Well, the Walking Dead is now over until October and Fear the Walking Dead won’t start until June 4th, so to fill in that gap of the Monday blogs, I have decided to watch at least one movie each weekend and right a quick review of it. It will be brief, not wanting to give away too many spoilers and other plot points, but will be discussing my feelings and thoughts about each.
So to start this new series, I decided to watch a Korean film called Train to Busan. If you are a zombie fan, this movie is for you.
Released in 2016 by director Yeon Sang-ho, Train to Busan puts the movie goer in the middle of an intense zombie outbreak in Korea. The story is primarily about Seok-woo, a hedge fund manager that is divorced and is raising his daughter Soo-an with the help of his mother. Right at the beginning you can tell he is a corporate guy and spends little time with his daughter, forming a cold relationship between the two. Soo-an wants to go see her mother in Busan but Seok-woo won’t let her ride alone because its not safe for a little girl, so he decides to take her on the day of her birthday. That’s when all hell breaks loose.
So I won’t go into the entire plot on the train, but instead talk about how the virus outbreak sets out. The movie starts with a guy driving a truck, leaving a quarantine zone. He asks the guards what is going on and they explain that there has been some kind of minor leak at a biotech lab near his property. He is angry that is could kill his animals, but leaves, only to hit a deer while looking for his cell phone. He says this is a shit day, leaving the dead animal in the street. However, the deer gets back up, showing the firsts signs that the virus outbreak is affecting nature already. Seok-woo’s company, which we later find out finances the biotech lab where this entire thing started, is trying to sell off assets of failing companies. Seok-woo is reading up on articles about strange environmental issues that are taking place, but that is about all he cares about. Later on as he drives his daughter to the train station, we see a building on fire as fire crews rush to it. Seok-woo wonders what is going on so early, but again, its dismissed as nothing major. The way the plot is laid out is great which brings me to the train itself as everyone gets on board.
The people on the train are a very diverse group. We have two elderly sisters, a group of high school baseball players, business men, and just average people. Its a great group that leads to so many interactions and conflict when the infected attack the train and it spreads.
A quick note on the zombies that makes for a nice twist. Yeah, they eat humans, move fast, but a new spin is they can’t see in the dark. Also, whenever someone is bit, they re-animate super fast, which allows for the hordes to attack and the virus to spread so fast.

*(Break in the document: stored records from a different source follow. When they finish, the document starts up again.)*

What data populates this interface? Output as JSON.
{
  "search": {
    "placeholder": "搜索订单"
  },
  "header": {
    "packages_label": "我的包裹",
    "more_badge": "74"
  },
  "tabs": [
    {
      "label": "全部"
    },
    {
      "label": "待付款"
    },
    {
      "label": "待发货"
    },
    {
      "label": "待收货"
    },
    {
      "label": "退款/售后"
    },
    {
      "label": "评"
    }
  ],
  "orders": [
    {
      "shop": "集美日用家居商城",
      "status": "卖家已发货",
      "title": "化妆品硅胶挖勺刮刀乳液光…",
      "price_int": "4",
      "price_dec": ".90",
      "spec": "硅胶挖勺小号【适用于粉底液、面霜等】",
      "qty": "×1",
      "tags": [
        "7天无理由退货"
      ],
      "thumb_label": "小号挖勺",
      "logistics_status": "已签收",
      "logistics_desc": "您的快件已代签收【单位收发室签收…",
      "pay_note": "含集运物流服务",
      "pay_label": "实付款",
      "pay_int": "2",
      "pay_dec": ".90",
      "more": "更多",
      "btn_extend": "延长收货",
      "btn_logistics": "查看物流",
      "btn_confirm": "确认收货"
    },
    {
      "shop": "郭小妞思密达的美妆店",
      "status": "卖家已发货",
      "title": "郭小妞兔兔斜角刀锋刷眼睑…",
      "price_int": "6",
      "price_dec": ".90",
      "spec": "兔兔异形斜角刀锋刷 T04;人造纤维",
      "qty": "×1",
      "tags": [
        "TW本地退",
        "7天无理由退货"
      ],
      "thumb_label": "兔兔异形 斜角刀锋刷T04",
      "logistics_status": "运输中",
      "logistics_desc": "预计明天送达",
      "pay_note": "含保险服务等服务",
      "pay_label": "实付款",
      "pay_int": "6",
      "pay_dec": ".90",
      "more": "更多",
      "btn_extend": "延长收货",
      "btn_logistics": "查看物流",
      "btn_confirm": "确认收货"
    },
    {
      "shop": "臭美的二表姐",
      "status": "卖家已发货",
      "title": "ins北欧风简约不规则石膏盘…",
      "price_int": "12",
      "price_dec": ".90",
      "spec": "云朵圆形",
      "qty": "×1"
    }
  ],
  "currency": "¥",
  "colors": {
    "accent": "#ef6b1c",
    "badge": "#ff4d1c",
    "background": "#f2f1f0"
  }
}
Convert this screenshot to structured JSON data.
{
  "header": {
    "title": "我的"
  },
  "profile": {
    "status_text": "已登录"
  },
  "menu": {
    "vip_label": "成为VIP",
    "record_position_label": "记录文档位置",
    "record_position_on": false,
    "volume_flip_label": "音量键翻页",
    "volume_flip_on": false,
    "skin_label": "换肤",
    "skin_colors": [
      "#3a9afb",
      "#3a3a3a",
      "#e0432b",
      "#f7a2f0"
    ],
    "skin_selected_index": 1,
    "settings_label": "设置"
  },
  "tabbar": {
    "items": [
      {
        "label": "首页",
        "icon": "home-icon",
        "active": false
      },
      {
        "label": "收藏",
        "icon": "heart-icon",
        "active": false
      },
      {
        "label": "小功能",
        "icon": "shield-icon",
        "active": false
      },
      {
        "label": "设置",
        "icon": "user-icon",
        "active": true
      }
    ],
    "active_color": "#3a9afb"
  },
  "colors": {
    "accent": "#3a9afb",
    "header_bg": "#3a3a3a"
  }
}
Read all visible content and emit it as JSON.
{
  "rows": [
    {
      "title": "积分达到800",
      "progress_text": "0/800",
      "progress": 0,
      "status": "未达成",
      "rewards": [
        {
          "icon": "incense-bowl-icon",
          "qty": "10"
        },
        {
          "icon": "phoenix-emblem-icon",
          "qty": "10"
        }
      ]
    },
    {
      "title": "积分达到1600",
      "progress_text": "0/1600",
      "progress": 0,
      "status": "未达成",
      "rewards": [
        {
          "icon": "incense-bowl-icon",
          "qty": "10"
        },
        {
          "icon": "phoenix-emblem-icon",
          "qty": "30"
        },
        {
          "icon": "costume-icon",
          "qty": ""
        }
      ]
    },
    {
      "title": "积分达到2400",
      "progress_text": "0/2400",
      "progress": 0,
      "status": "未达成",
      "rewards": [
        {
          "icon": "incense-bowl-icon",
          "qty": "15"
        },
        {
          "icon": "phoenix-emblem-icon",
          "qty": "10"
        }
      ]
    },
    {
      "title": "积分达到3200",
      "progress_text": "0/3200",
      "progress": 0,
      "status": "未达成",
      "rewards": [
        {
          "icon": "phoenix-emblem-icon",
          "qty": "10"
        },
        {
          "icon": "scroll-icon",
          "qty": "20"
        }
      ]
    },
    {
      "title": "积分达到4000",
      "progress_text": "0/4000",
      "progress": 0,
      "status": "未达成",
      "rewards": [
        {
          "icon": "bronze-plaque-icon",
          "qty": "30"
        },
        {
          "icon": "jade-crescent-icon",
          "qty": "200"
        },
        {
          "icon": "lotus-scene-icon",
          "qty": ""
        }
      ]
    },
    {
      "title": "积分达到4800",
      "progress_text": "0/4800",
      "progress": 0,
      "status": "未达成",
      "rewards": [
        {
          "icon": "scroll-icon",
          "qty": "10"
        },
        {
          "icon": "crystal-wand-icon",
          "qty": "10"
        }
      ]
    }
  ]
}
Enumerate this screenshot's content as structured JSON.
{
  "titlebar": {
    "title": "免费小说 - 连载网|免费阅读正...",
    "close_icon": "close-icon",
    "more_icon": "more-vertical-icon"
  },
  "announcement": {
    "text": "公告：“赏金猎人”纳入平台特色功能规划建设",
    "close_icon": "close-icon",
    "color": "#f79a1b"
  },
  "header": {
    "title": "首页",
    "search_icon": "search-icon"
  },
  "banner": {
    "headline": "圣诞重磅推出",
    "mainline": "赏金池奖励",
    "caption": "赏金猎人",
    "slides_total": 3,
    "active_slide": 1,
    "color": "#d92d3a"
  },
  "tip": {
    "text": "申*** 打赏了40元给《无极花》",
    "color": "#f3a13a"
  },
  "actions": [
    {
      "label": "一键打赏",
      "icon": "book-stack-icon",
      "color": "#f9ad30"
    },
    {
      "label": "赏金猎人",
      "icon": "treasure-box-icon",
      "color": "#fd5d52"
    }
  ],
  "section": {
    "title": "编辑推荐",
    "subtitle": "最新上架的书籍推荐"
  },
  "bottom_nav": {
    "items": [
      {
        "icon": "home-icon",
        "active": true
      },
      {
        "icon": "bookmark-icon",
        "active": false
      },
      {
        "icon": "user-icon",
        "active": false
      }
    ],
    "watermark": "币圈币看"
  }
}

Overall I loved this movie. Its intense, has some great action scenes, and does legit terrify the viewer at times because of the zombies and the tight quarters of a train. I can’t recall ever seeing that before outside of Flight 462 from Fear the Walking Dead show an outbreak as it happens and on public transportation where there is no where to run.
The movie is a little under 2 hours and is all in Korean, so you will have to read the subtitles, which is something I know some will not like, but its a great film (all my years of anime watching pay off for once). I would rank this movie right up there with some of the American classic zombie films like Dawn of the Dead and others. Its just as intense, crazy, and action packed.
One last note, it is also an emotional movie with sacrifice and deep emotions, especially at the end. Even in the zombie outbreak, tears are still being shed.